Los carteles publicitarios están de espaldas al tren, las gasolineras no
existen, todo está lejos, también el cielo. Voy a estribor, el sol me da de
lleno y no me deja leer. Bajo la cortinilla, pero la vuelvo a subir. Es mejor
la caricia del sol que la lectura. Me adormezco viendo el monótono paisaje de campos
secos y llanos. El tren se me antoja una
mecedora y me reencuentro con mi otra mitad.
Sube
una mujer con una maleta no muy grande. Se despide, saludando con la mano, de
un señor mayor que le corresponde emocionado. Me da pena.
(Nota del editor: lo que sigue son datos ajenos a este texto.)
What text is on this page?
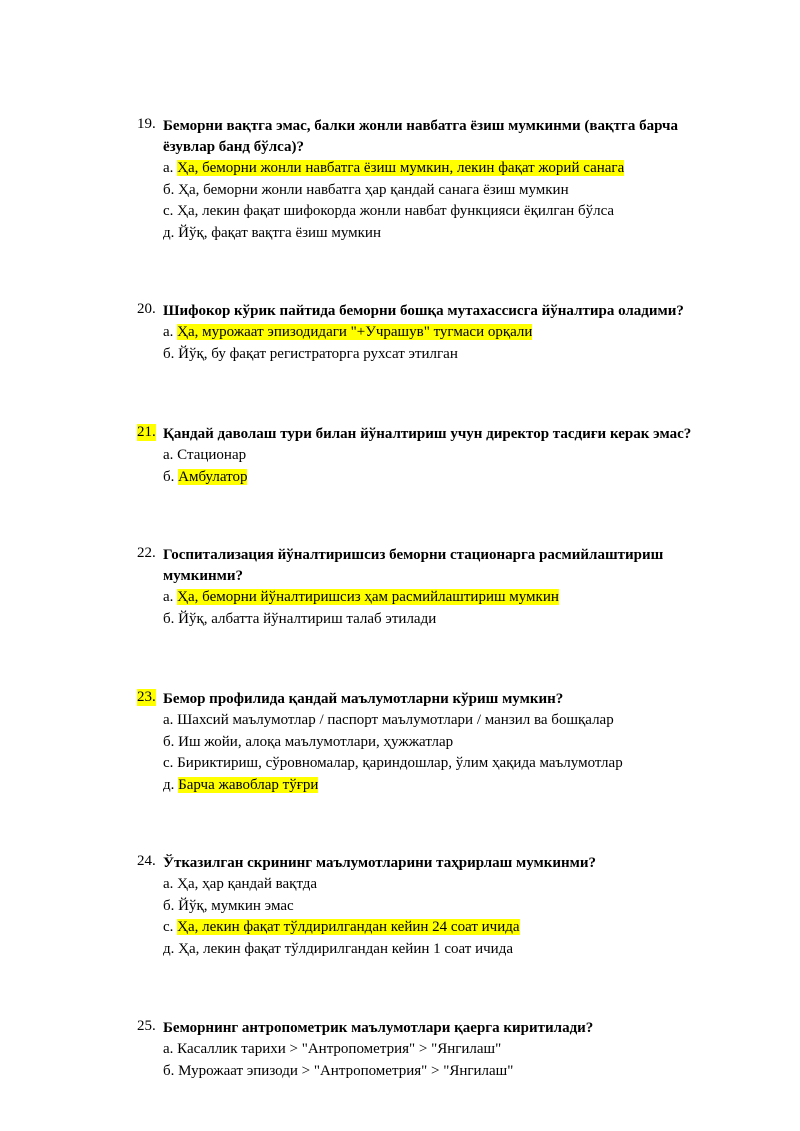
19. Беморни вақтга эмас, балки жонли навбатга ёзиш мумкинми (вақтга барча ёзувлар банд бўлса)?
а. Ҳа, беморни жонли навбатга ёзиш мумкин, лекин фақат жорий санага
б. Ҳа, беморни жонли навбатга ҳар қандай санага ёзиш мумкин
с. Ҳа, лекин фақат шифокорда жонли навбат функцияси ёқилган бўлса
д. Йўқ, фақат вақтга ёзиш мумкин
20. Шифокор кўрик пайтида беморни бошқа мутахассисга йўналтира оладими?
а. Ҳа, мурожаат эпизодидаги "+Учрашув" тугмаси орқали
б. Йўқ, бу фақат регистраторга рухсат этилган
21. Қандай даволаш тури билан йўналтириш учун директор тасдиғи керак эмас?
а. Стационар
б. Амбулатор
22. Госпитализация йўналтиришсиз беморни стационарга расмийлаштириш мумкинми?
а. Ҳа, беморни йўналтиришсиз ҳам расмийлаштириш мумкин
б. Йўқ, албатта йўналтириш талаб этилади
23. Бемор профилида қандай маълумотларни кўриш мумкин?
а. Шахсий маълумотлар / паспорт маълумотлари / манзил ва бошқалар
б. Иш жойи, алоқа маълумотлари, ҳужжатлар
с. Бириктириш, сўровномалар, қариндошлар, ўлим ҳақида маълумотлар
д. Барча жавоблар тўғри
24. Ўтказилган скрининг маълумотларини таҳрирлаш мумкинми?
а. Ҳа, ҳар қандай вақтда
б. Йўқ, мумкин эмас
с. Ҳа, лекин фақат тўлдирилгандан кейин 24 соат ичида
д. Ҳа, лекин фақат тўлдирилгандан кейин 1 соат ичида
25. Беморнинг антропометрик маълумотлари қаерга киритилади?
а. Касаллик тарихи > "Антропометрия" > "Янгилаш"
б. Мурожаат эпизоди > "Антропометрия" > "Янгилаш"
Esta solo en el
andén. Se apoya en un bastón y se cubre la cabeza con una gran boina. Es una
estación en la nada. La mujer intenta subir la maleta a la parrilla. Acepta mi
ayuda y la coloco con dificultad. Pesa. Deduzco que es profesora y en la maleta
lleva libros.
No
hay letrero que me dé la bienvenida a Extremadura. Lo adivino cuando empiezan
las extensiones de olivares y dehesas salpicadas de alcornoques y encinas. Kilómetros
y kilómetros de alambradas marcan las propiedades. Cabalgo por los campos sin
dirección y vuelo por encima de las suaves montañas por el mero placer de
sentir el silencio. La calefacción deja de funcionar. El de la camiseta se arropa
con un chambergo verde. Tengo frío. Me pongo la cazadora y la gorra.
Plasencia.
Ya falta menos. No vamos mal de tiempo. Al llegar a Plasencia el tren rebota y
va de espaldas. Me cambio de asiento para ir de frente. Me gusta adivinar el
paisaje. La brasileña hace lo mismo que yo y se sienta a mi lado pidiéndome
permiso. Le agradezco su deseo. Nos presentamos. Se llama Clarice. El paisaje
se vuelve abrupto y rocoso. El tren serpentea despacio, ciñéndose a los
desmontes. Los ríos bajan lentos y escuálidos; los canchales brotan de la
tierra. Clarice se emociona. Le miro preocupado.
–No
es nada. La primera vez que vine fue con mi marido, en el ochenta. Era de aquí. A los cinco años de casados vinimos
porque su mamá se moría. En los dos meses que estuvimos me enamoré mucho más
que cuando le conocí en Río. Esto es hermoso. Traigo sus cenizas en la maleta
para esparcirlas en los lugares que él me encomendó.
A
pesar de llorar para adentro, saca un pañuelo y simula secarse los ojos con
suaves toques. Le pregunto cómo se conocieron. Todo tuvo que ver con una
sociedad deportiva y cultural de clase alta –no recuerdo el nombre–. EL padre
de Clarice tenía una fábrica de tejidos en Sao Paulo y pudo dar estudios a sus
cinco hijas, no tuvo hijos conocidos. Ella estudió en la universidad algo
parecido a comercio o empresariales. Como le gustaba mucho el deporte,
cualquiera, pasaba mucho tiempo practicando de todo. Por una amiga se enganchó
al tenis. Las sociedades eran un lugar de encuentro muy importante. Se daban
conciertos, conferencias, se organizaban campeonatos deportivos, bailes... disfrutaban
de la sociedad a la par que su padre las tenía controladas. Manuel, su difunto
esposo, trabajaba en una sociedad del mismo estilo en Río de Janeiro. Era como
un gerente o un administrador. No practicaba ningún deporte. Era muy culto
aunque nunca pisó la universidad. Hablaba español y portugués desde pequeño. Estudió
en un colegio de frailes en Vizcaya, creo. Se salió antes de cantar misa y como
en Cáceres no había trabajo se fue a Brasil. El club de Río era muy de
españoles y, por medio de un fraile conocido de él en España, se colocó. En un
campeonato de tenis que organizó el club de Manuel, en la fiesta final, se
conocieron. El amor hizo el resto.
Ya
estamos en Cáceres. Le ofrezco ayuda a Clarice, pero, muy agradecida, me dice
que un sobrino de Manuel le espera en la estación. Me despido deseándole lo
mejor y agradeciéndole su compañía. Sonríe y me pide perdón por las molestias.
–Nada
de eso, Clarice. Ha sido un placer.
Sara
me espera en el andén. El sol calienta. Estoy recuperado.
Repasando tu Chinchorro he descubierto esta joya. La he disfrutado.